"John Russ is the master of explaining how image processing gets applied to real-world situations. With Brent Neal, he’s done it again in Measuring Shape, this time explaining an expanded toolbox of techniques that includes useful, state-of-the-art methods that can be applied to the broad problem of understanding, characterizing, and measuring shape. He has a gift for finding the kernel of a particular algorithm, explaining it in simple terms, then giving concrete examples that are easily understood. His perspective comes from solving real-world problems and separating out what works in practice from what is just an abstract curiosity."?

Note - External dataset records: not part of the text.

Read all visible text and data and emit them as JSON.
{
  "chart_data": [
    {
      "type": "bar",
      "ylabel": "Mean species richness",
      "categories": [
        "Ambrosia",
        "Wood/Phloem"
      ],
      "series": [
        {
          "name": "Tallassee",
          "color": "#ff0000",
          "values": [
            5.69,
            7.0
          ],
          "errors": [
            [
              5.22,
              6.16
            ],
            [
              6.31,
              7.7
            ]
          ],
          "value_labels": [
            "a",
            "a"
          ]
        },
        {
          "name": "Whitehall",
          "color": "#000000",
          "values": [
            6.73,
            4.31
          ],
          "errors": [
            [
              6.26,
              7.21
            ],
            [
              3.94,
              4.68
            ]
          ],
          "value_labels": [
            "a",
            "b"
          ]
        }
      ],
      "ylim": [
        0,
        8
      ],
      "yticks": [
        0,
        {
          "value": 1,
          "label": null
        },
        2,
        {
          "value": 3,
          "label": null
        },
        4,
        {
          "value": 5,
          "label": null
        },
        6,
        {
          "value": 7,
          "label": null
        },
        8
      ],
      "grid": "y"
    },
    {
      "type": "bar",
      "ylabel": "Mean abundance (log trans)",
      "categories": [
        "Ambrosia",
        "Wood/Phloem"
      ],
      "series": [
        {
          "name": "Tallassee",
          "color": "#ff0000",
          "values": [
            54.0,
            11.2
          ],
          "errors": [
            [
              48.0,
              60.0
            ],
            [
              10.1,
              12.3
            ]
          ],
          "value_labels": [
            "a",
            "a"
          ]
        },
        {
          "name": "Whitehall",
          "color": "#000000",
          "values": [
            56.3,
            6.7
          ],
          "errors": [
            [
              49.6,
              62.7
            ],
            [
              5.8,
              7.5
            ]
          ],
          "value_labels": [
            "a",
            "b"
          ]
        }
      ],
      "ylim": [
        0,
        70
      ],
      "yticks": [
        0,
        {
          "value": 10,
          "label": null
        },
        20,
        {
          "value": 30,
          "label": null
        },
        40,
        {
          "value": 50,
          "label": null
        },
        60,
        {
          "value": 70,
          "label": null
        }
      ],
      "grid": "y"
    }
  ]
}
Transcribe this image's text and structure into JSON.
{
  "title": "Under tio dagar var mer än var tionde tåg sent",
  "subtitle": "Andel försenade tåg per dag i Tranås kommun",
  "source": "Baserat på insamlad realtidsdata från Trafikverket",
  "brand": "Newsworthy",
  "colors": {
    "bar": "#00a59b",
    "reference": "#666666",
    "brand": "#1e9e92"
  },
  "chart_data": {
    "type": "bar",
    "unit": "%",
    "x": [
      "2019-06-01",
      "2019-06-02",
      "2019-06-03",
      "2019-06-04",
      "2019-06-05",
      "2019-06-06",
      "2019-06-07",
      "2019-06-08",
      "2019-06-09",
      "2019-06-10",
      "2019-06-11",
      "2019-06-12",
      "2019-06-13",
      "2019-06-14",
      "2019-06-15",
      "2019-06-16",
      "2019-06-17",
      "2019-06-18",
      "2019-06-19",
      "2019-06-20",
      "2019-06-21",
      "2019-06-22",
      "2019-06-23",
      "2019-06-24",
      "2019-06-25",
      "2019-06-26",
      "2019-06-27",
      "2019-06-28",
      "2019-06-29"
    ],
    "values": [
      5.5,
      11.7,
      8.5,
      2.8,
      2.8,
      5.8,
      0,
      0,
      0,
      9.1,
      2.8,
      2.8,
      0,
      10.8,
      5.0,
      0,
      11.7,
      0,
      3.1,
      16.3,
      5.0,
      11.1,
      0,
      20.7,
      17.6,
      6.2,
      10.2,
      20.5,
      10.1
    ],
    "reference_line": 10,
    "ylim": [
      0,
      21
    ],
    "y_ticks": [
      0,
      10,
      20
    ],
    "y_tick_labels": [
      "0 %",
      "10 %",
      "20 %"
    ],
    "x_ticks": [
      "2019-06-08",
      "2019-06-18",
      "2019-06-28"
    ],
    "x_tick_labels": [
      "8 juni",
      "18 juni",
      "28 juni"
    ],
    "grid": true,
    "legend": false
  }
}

—Tom Malzbender, Hewlett-Packard Laboratories, Palo Alto, California, USA
Useful for those working in fields including industrial quality control, research, and security applications, Measuring Shape is a handbook for the practical application of shape measurement. Covering a wide range of shape measurements likely to be encountered in the literature and in software packages, this book presents an intentionally diverse set of examples that illustrate and enable readers to compare methods used for measurement and quantitative description of 2D and 3D shapes. It stands apart through its focus on examples and applications, which help readers quickly grasp the usefulness of presented techniques without having to approach them through the underlying mathematics.
An elusive concept, shape is a principal governing factor in determining the behavior of objects and structures. Essential to recognizing and classifying objects, it is the central link in manmade and natural processes. Shape dictates everything from the stiffness of a construction beam, to the ability of a leaf to catch water, to the marketing and packaging of consumer products. This book emphasizes techniques that are quantitative and produce a meaningful yet compact set of numerical values that can be used for statistical analysis, comparison, correlation, classification, and identification.
Written by two renowned authors from both industry and academia, this resource explains why users should select a particular method, rather than simply discussing how to use it. Showcasing each process in a clear, accessible, and well-organized way, they explore why a particular one might be appropriate in a given situation, yet a poor choice in another. Providing extensive examples, plus full mathematical descriptions of the various measurements involved, they detail the advantages and limitations of each method and explain the ways they can be implemented to discover important correlations between shape and object history or behavior. This uncommon assembly of information also includes sets of data on real-world objects that are used to compare the performance and utility of the various presented approaches.